True, so far we have figured out how to cope with this only in two-dimensional space, where 1 dimension is in space and one is in time. But the process is going on. Christoph Wetterich published two breakthrough works in the 90s. And six years ago, he used this theory to predict the mass of the Higgs boson before it was discovered by the LHC.



And the result coincided with reality. This is such a wonderful prediction that when the bar of calculation errors drops even lower and the masses of the W-boson and Higgs boson are finalized, we don’t even need other elementary particles (like supersymmetric) for physics to behave stably all the way to Planck scales.

It is not only promising, it has the same positive properties as string theory: it quantifies gravity, degenerates to general relativity at low energies, and is UV-finite. And she, unlike strings, does not need a carriage of any additional junk for which there is no evidence.



4) Causal dynamic triangulation. This is a new product developed in 2000 by Rinate Loll.. It resembles the PCG in terms of the discreteness of space, but mainly deals with the evolution of space itself. One of the interesting properties of this theory is that time is also discrete. The theory implies 4-dimensional space-time (not postulated, but it follows), which at high energies turns into two-dimensional. It is based on the mathematical concept of a simplex, which is a multidimensional analogue of a triangle. 2-simplex is a triangle, 3-simplex is a tetrahedron, and so on. Interestingly, the principle of preservation of causality clearly follows from this theory. She may be able to describe gravity, but so far we are not 100% sure that the Standard Model of elementary particles can be pushed into it.



5) Induced gravity. The most speculative and recent theory that became known in 2009, when Eric Verlinde proposed the theory of entropy gravity - a model where gravity is not the main force, but follows from a phenomenon associated with entropy.

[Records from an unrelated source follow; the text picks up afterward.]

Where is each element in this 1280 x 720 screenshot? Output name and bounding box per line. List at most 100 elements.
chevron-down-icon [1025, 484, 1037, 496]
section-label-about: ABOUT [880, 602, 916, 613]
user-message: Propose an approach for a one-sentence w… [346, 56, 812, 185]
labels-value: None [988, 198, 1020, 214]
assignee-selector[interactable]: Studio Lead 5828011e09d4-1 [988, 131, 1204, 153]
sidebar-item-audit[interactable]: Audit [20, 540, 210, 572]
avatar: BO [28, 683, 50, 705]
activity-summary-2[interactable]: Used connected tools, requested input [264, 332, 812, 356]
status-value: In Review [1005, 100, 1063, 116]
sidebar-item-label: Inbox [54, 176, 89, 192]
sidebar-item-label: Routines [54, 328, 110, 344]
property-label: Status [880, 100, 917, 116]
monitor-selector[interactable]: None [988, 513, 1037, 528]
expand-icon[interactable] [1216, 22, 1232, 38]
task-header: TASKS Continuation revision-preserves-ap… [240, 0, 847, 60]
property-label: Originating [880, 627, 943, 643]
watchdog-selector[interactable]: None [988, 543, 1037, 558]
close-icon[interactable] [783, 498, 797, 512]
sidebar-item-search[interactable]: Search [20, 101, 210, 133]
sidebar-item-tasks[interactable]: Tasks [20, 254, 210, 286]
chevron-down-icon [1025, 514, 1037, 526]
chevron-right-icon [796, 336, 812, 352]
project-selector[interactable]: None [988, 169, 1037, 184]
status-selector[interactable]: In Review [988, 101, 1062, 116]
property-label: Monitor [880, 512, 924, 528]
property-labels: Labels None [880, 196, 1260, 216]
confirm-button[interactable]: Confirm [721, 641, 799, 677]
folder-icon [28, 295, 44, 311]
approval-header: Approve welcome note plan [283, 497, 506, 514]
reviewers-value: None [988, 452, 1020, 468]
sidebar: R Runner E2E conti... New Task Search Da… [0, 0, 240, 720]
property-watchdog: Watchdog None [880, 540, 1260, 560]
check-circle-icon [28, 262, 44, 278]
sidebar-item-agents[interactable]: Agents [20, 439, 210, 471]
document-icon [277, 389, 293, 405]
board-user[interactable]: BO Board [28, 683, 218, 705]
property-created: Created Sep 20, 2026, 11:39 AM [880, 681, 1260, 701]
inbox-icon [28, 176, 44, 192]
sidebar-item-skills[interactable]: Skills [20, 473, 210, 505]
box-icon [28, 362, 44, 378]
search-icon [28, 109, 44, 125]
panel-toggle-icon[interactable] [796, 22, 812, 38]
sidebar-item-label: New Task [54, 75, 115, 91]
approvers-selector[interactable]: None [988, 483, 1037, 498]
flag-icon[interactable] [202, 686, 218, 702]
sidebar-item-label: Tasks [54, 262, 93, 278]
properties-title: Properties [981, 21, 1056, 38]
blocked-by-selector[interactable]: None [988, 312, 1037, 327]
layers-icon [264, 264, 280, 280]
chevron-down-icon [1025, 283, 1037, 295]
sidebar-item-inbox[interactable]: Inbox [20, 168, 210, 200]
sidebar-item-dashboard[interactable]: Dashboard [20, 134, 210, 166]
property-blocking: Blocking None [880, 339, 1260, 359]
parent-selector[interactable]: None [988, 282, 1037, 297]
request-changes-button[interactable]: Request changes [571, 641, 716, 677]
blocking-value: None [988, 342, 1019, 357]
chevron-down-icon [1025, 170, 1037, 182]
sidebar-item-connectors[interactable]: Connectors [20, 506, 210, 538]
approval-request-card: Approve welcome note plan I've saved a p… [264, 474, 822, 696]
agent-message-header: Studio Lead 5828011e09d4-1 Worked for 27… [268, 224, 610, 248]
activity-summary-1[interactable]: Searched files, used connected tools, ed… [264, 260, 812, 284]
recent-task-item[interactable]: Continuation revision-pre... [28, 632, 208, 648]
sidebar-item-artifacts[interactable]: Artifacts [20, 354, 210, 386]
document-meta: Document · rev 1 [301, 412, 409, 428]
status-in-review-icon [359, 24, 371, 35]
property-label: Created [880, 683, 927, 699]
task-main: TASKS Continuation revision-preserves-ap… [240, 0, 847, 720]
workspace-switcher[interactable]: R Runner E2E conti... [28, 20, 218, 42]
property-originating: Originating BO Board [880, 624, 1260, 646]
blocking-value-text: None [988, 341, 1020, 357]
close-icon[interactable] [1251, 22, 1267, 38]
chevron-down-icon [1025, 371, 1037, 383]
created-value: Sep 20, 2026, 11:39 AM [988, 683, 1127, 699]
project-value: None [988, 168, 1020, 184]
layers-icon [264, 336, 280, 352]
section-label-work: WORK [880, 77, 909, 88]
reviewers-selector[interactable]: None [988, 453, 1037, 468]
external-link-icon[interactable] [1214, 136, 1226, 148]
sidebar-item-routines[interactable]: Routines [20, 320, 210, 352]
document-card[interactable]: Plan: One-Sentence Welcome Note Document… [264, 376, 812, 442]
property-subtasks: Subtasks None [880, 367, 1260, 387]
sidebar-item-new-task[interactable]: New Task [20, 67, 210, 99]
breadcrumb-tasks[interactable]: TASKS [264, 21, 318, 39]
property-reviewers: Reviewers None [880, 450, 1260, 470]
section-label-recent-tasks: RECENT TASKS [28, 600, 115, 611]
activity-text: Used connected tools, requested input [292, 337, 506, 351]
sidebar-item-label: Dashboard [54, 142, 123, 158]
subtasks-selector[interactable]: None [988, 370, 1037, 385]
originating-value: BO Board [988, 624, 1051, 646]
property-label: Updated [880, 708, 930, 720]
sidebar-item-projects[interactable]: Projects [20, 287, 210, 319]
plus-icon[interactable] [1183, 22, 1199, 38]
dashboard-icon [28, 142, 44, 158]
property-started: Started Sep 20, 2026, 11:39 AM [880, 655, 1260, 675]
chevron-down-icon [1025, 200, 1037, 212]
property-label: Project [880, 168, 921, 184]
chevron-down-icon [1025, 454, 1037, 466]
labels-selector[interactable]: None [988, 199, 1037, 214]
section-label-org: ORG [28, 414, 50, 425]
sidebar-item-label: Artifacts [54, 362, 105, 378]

The seeds of this theory go back to the discovery of conditions for the emergence of baryonic asymmetry of the universe, to the concept of Andrei Sakharov, proposed by him in 1967. The theory is too new to ask much from it.



Well, what do we have today regarding the issue of quantum gravity. We need it to make the universe work at particle levels, but we do not know how it looks and whether any of the theories described will play. String theory is the most studied of all, asymptotically safe gravity is my favorite, loop quantum gravity is the second most popular of the five, and causal dynamic triangulation and induced gravity are new theories that are now being actively developed.